Read the IGR report on Commission of Inquiry

The Institute for Governance Reform (IGR), has on Monday 11th February 2019, launched a report on the ongoing Commission of Inquiry (COI), at its head office at Wilkinson Road, Freetown, titled: "Voices and views on Sierra Leone's Commission of Inquiry".

(To read the report click here)

Within the context of the COI and its stated objectives, this brief survey by IGR gauges the temperature of the country on the GTT Report and the COI as the legitimate mechanism to expose and address corruption, from an independent perspective.

The survey report which was launched to members of the civil society and media, with the Commissioner of the Anti-Corruption Commission as the distinguished guest at the event; was conducted between 6th- 8th March 2018, targeting 1,146 respondents from across three cities (Bo, Kenema, Makeni), at a margin of error of +/- 5%. According to the data found in the report, 81% of the respondents across the three cities had a general consensus that the COI will be fair; 6% disagreed—stating that it will not be fair; whilst 16% of the respondent stated uncertainty—stating that they don’t know if it will be fair.

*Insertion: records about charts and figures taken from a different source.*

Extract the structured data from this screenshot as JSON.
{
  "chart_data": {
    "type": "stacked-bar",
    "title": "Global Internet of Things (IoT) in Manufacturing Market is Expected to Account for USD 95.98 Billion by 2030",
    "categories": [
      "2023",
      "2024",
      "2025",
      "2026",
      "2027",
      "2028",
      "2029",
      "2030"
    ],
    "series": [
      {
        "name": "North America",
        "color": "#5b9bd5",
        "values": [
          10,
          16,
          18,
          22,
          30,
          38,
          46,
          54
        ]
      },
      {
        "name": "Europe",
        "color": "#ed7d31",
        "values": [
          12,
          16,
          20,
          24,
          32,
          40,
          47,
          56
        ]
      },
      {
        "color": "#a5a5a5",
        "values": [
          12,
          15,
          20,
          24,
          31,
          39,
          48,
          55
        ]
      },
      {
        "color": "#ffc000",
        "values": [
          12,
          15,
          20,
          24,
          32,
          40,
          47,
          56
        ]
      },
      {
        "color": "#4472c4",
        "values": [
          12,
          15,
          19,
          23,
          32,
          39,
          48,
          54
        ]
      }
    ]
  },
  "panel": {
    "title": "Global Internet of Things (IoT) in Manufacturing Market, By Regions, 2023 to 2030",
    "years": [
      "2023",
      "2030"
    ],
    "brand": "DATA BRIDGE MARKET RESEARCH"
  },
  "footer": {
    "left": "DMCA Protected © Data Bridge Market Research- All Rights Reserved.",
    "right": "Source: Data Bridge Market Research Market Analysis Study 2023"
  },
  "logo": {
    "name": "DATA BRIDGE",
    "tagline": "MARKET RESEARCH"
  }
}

Additionally, another positive aspect of the survey report was the views expressed by the respondents in terms of whether or not the COI will target ethic groups; 84% expressed belief that the COI is not targeting ethnic groups; whilst 11% stated it will be targeting ethnic groups; 5% stating they don’t know.

What is of great importance to note in this report is the focus on the changing institutional behaviour.

Changing institutional behaviours will require reforms of systems and implementing accountability for individual corrupt behaviour. This was also a major focus of the survey.

To this end, the survey looked at the Anti-Corruption Commission—being the institution mandated by law to fight corruption-- to assess progress, stagnations or reversals before July 2018; and after July 2018, using a comparative approach. The following improvements have been made according to the findings of the survey:

1.There was weak asset declaration regime targeting senior public officials. But after July 2018, the ACC has completed and now tabled in Parliament an amendment of an act that will strengthen the legal framework in the fight against corruption. In addition, regulation has been enacted aiming at strengthening public accountability through asset declaration; reducing the number of people declaring assets to largely focus on those with clear political affiliations, rather than teachers etc.

2. Secondly, ACC prosecutors were only resident in Freetown, which created backlog of cases in the provinces. The report indicates that ACC now has permanent prosecutors recruited and posted to Bo and Makeni. The Bo resident prosecutor covers Bo and Kenema, whereas the Makeni resident prosecutor covers Makeni and Kono.

3. There were no designated judges to try corruption cases, however, the Commission has successfully lobbied the judiciary to designate judges with a primary focus on corruption matters.